Alexander Melnikov ha iniziato a esplorare la prassi esecutiva storica in giovanissima età. Ha ricevuto una significativa ispirazione da Andreas Staier e Alexei Lubimov, con i quali ha collaborato a numerosi progetti. Si esibisce regolarmente con rinomati ensemble di musica antica come la Freiburg Baroque Orchestra, Musica Aeterna, l'Akademie für Anzügische Musik di Berlino e l'Orchestre des Champs-Élysées.
Hai imparato a suonare il corno francese e solo in seguito ti sei appassionato al pianoforte. Perché hai cambiato idea?
Ho sentito per la prima volta il suono di un corno poco dopo il mio concepimento , circa sette mesi prima della mia nascita. Essendo all'epoca un appassionato seguace dei concetti di Sigmund Freud, rimasi immediatamente affascinato dalla forma rotonda dello strumento, che evocava ogni sorta di connotazione , alcune delle quali sarebbero fuori luogo in questa intervista. Il secondo fattore cruciale si verificò quando, a tre anni, vidi un postino. In Unione Sovietica, al servizio postale era proibito usare un corno nel suo logo – Freud non andava d'accordo con l'ideologia comunista – quindi ogni postino e postina dovevano portare sempre con sé il proprio corno. Naturalmente, i corni venivano usati principalmente come contenitori per la vodka, ma a volte bevevano anche il liquido friabile – era semplicemente OBBLIGATO sentire quanto suonava bene – quei giorni sono davvero finiti.

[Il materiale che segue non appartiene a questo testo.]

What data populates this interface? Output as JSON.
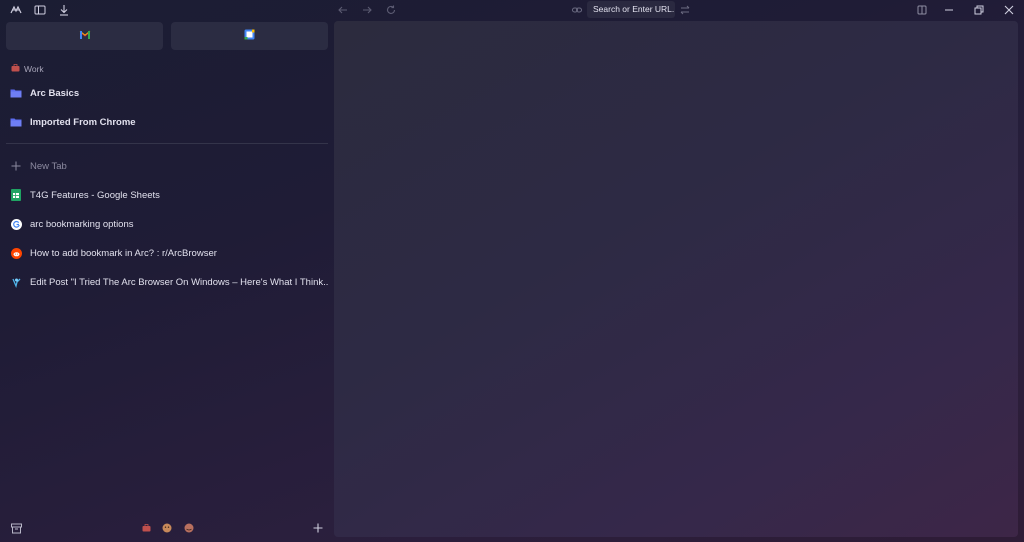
{
  "topbar": {
    "url_placeholder": "Search or Enter URL..."
  },
  "sidebar": {
    "favorites": [
      {
        "icon": "gmail-icon"
      },
      {
        "icon": "google-calendar-icon"
      }
    ],
    "space_label": "Work",
    "pinned": [
      {
        "label": "Arc Basics",
        "icon": "folder-icon"
      },
      {
        "label": "Imported From Chrome",
        "icon": "folder-icon"
      }
    ],
    "new_tab_label": "New Tab",
    "tabs": [
      {
        "label": "T4G Features - Google Sheets",
        "icon": "google-sheets-icon"
      },
      {
        "label": "arc bookmarking options",
        "icon": "google-icon"
      },
      {
        "label": "How to add bookmark in Arc? : r/ArcBrowser",
        "icon": "reddit-icon"
      },
      {
        "label": "Edit Post \"I Tried The Arc Browser On Windows – Here's What I Think...",
        "icon": "wordpress-icon"
      }
    ]
  },
  "colors": {
    "folder": "#5b6cf0",
    "sheets": "#1fa463",
    "reddit": "#ff4500"
  }
}
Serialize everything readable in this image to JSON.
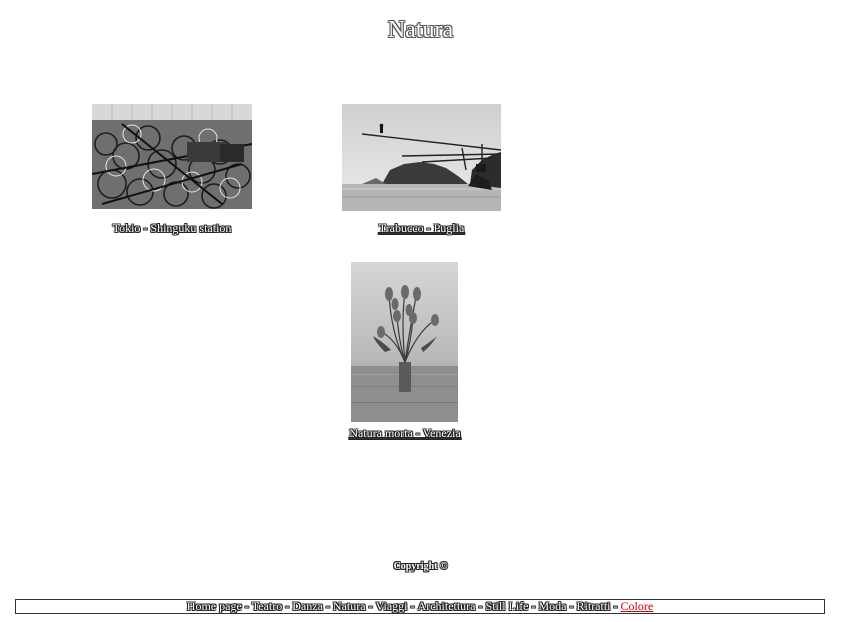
{
  "page": {
    "title": "Natura"
  },
  "gallery": {
    "items": [
      {
        "caption": "Tokio - Shinguku station",
        "image": "bicycles-photo",
        "linked": false
      },
      {
        "caption": "Trabucco - Puglia",
        "image": "trabucco-photo",
        "linked": true
      },
      {
        "caption": "Natura morta - Venezia",
        "image": "tulips-photo",
        "linked": true
      }
    ]
  },
  "copyright": {
    "text": "Copyright ©"
  },
  "footer": {
    "separator": "-",
    "links": [
      {
        "label": "Home page"
      },
      {
        "label": "Teatro"
      },
      {
        "label": "Danza"
      },
      {
        "label": "Natura"
      },
      {
        "label": "Viaggi"
      },
      {
        "label": "Architettura"
      },
      {
        "label": "Still Life"
      },
      {
        "label": "Moda"
      },
      {
        "label": "Ritratti"
      },
      {
        "label": "Colore",
        "active": true
      }
    ],
    "active_color": "#cc0000"
  }
}
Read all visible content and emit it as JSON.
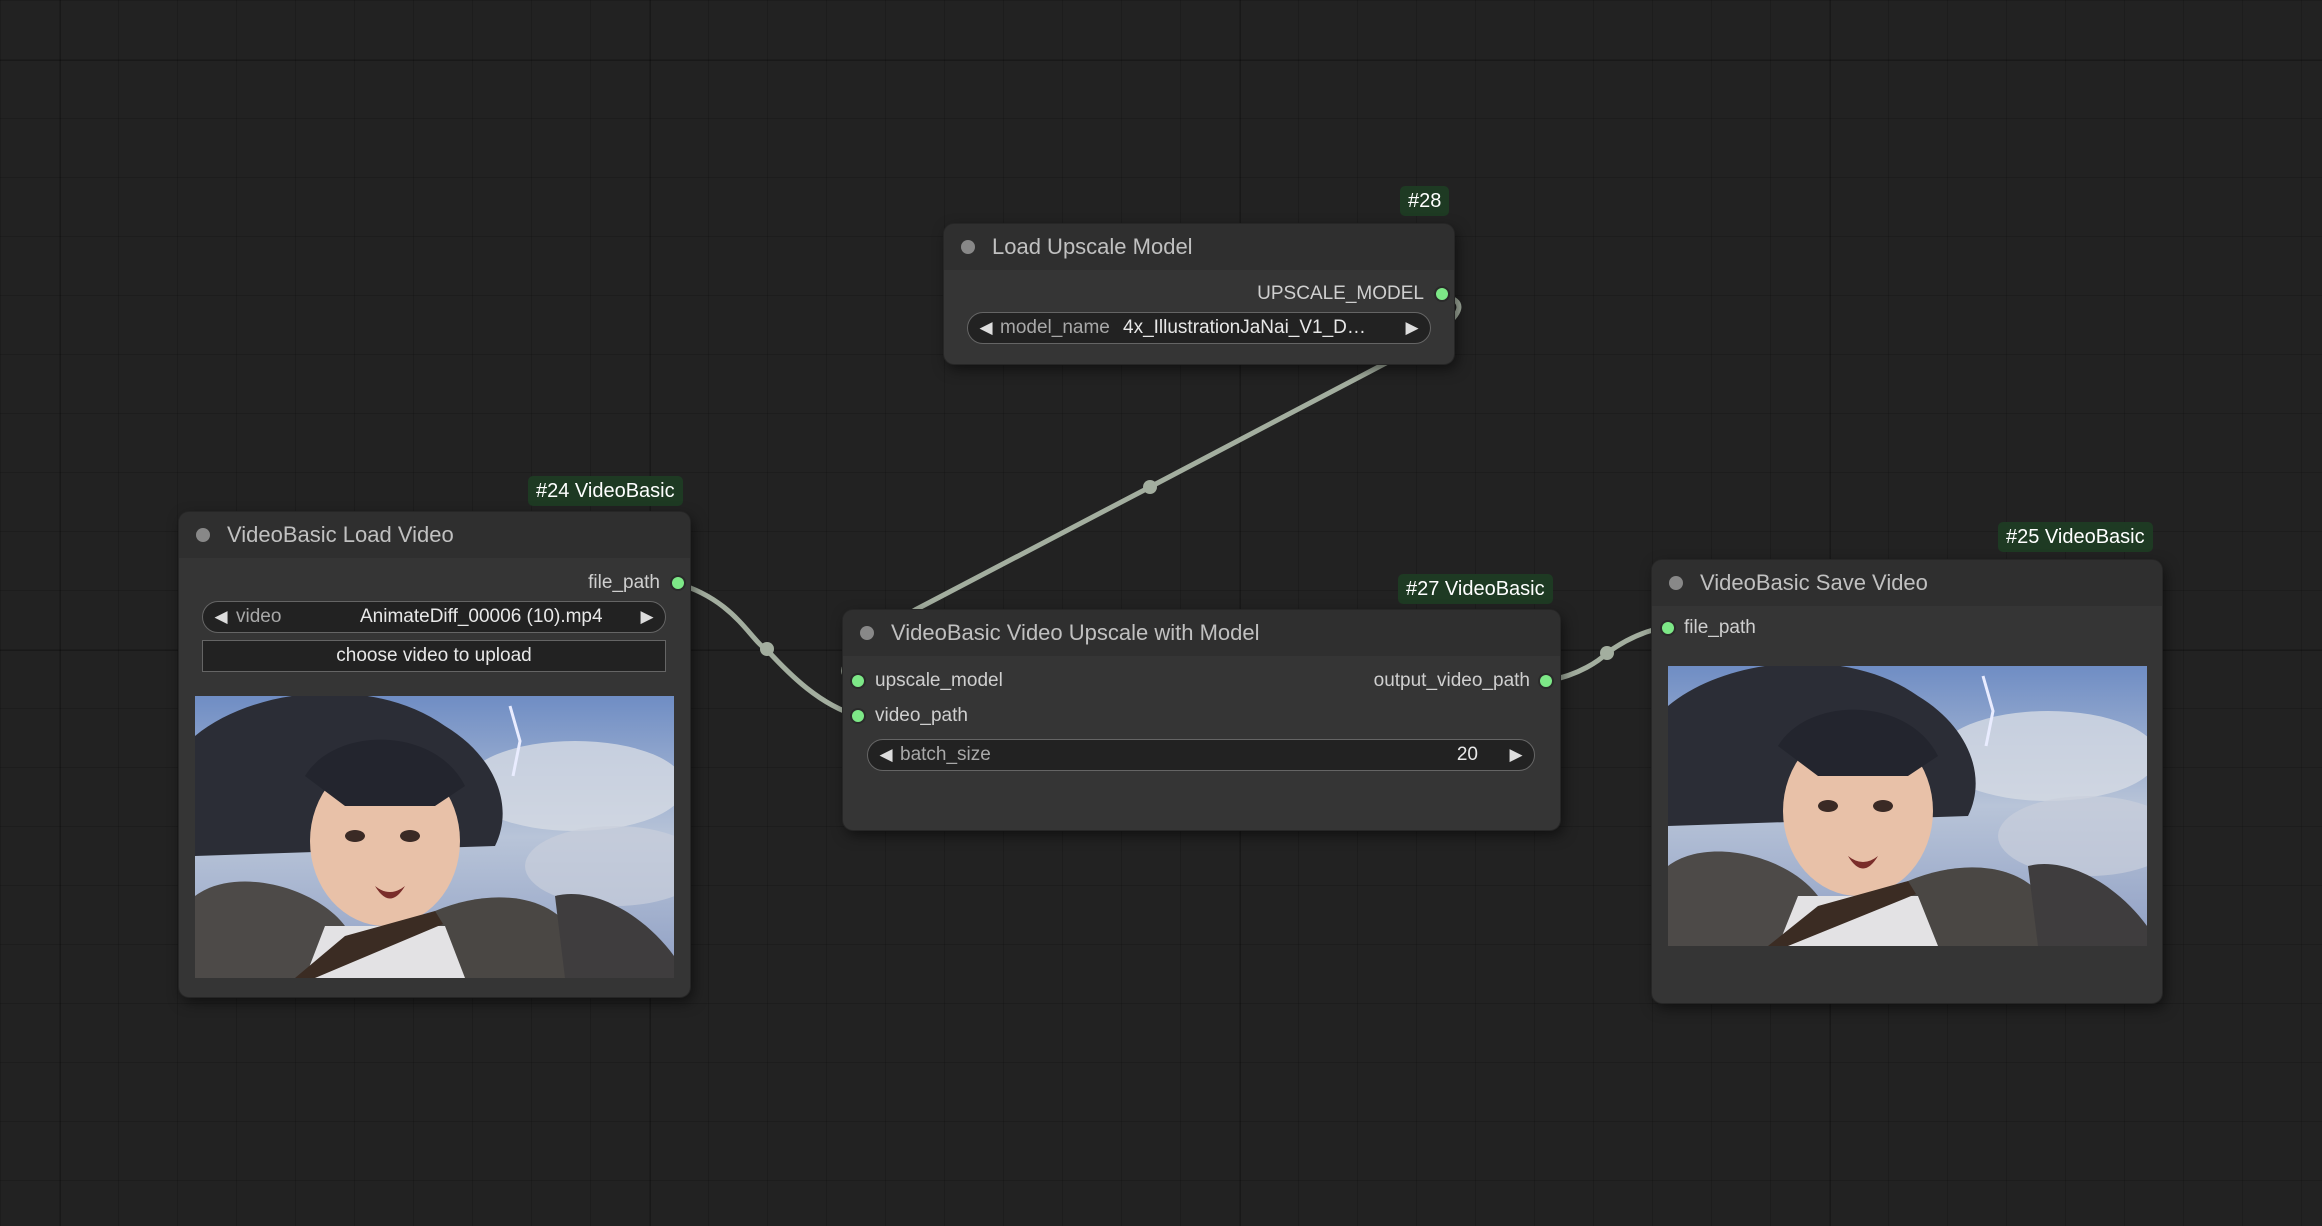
{
  "nodes": {
    "upscale_loader": {
      "badge": "#28",
      "title": "Load Upscale Model",
      "output": "UPSCALE_MODEL",
      "widget_label": "model_name",
      "widget_value": "4x_IllustrationJaNai_V1_D…"
    },
    "load_video": {
      "badge": "#24 VideoBasic",
      "title": "VideoBasic Load Video",
      "output": "file_path",
      "widget_label": "video",
      "widget_value": "AnimateDiff_00006 (10).mp4",
      "upload_button": "choose video to upload"
    },
    "video_upscale": {
      "badge": "#27 VideoBasic",
      "title": "VideoBasic Video Upscale with Model",
      "input_1": "upscale_model",
      "input_2": "video_path",
      "output": "output_video_path",
      "widget_label": "batch_size",
      "widget_value": "20"
    },
    "save_video": {
      "badge": "#25 VideoBasic",
      "title": "VideoBasic Save Video",
      "input": "file_path"
    }
  },
  "colors": {
    "canvas_bg": "#222222",
    "node_bg": "#353535",
    "node_title_bg": "#2f2f2f",
    "badge_bg": "#1e3a23",
    "slot_connected": "#7de887",
    "link": "#a3ae9f"
  },
  "icons": {
    "left_arrow": "triangle-left-icon",
    "right_arrow": "triangle-right-icon"
  }
}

Ultimo ma non meno importante, è sempre stato il mio sogno suonare il meraviglioso Concerto per corno n. 23 di Beethoven e in particolar modo il fantastico assolo di corno nell'"Ouverture moldava" di Debussy.
Lei è considerato un virtuoso interprete di Shostakovich. Cosa significano per lei questa musica e questo compositore?
È assolutamente impossibile rispondere a questa domanda in modo sensato... Sono stato coinvolto nella sua musica per molto tempo e la mia prospettiva è cambiata più volte, ma sempre verso una maggiore comprensione. Era una figura che sarà sempre oggetto di dibattito. Troppi strati musicali, sociali, umani e filosofici si intrecciano e a volte si contraddicono. Tutto ciò che so è che era qualcuno che amavo moltissimo e una parte assolutamente essenziale del mio essere. Per quanto riguarda il resto , non posso dire nulla al di fuori del suonare o ascoltare la sua musica in sé.
Hai iniziato ad interessarti molto presto alla prassi esecutiva storicamente informata. Cosa ti affascina di questa pratica?
È vero, sono influenzato e affascinato dagli strumenti antichi da moltissimo tempo. Non sono affatto uno specialista di musica antica , ma studio i pianoforti antichi con grande impegno e, naturalmente, li suono anche. Questo mi ha anche portato a vedere il fenomeno del pianoforte "moderno" nel suo contesto storico – e questo cambia le cose...
Quest'anno hai registrato un CD con Isabelle Faust, riprendendo le "Sonate per pianoforte con accompagnamento di violino" di Mozart. Puoi raccontarci qualcosa a riguardo?
Beh, quello era già il CD numero 3... Cosa posso dire? Che questa musica è il massimo che Mozart possa ottenere, spesso mi affascina persino più delle sonate per pianoforte solo, e che ho l'incredibile fortuna di suonarla con Isabelle. È anche uno dei progetti più difficili che abbia mai intrapreso , in parte perché ci sono troppe occasioni in cui non si possono più ignorare o eludere le questioni dell'ornamentazione e dell'improvvisazione, e qualsiasi cosa si faccia in questa musica , si distrugge la perfezione. Questa non è un'osservazione ipotetica o spirituale, ma puramente pratica. Provate a immaginare un dipinto di Rembrandt in cui lui lasciava alcune parti vuote in modo che potessimo completarlo : buona fortuna.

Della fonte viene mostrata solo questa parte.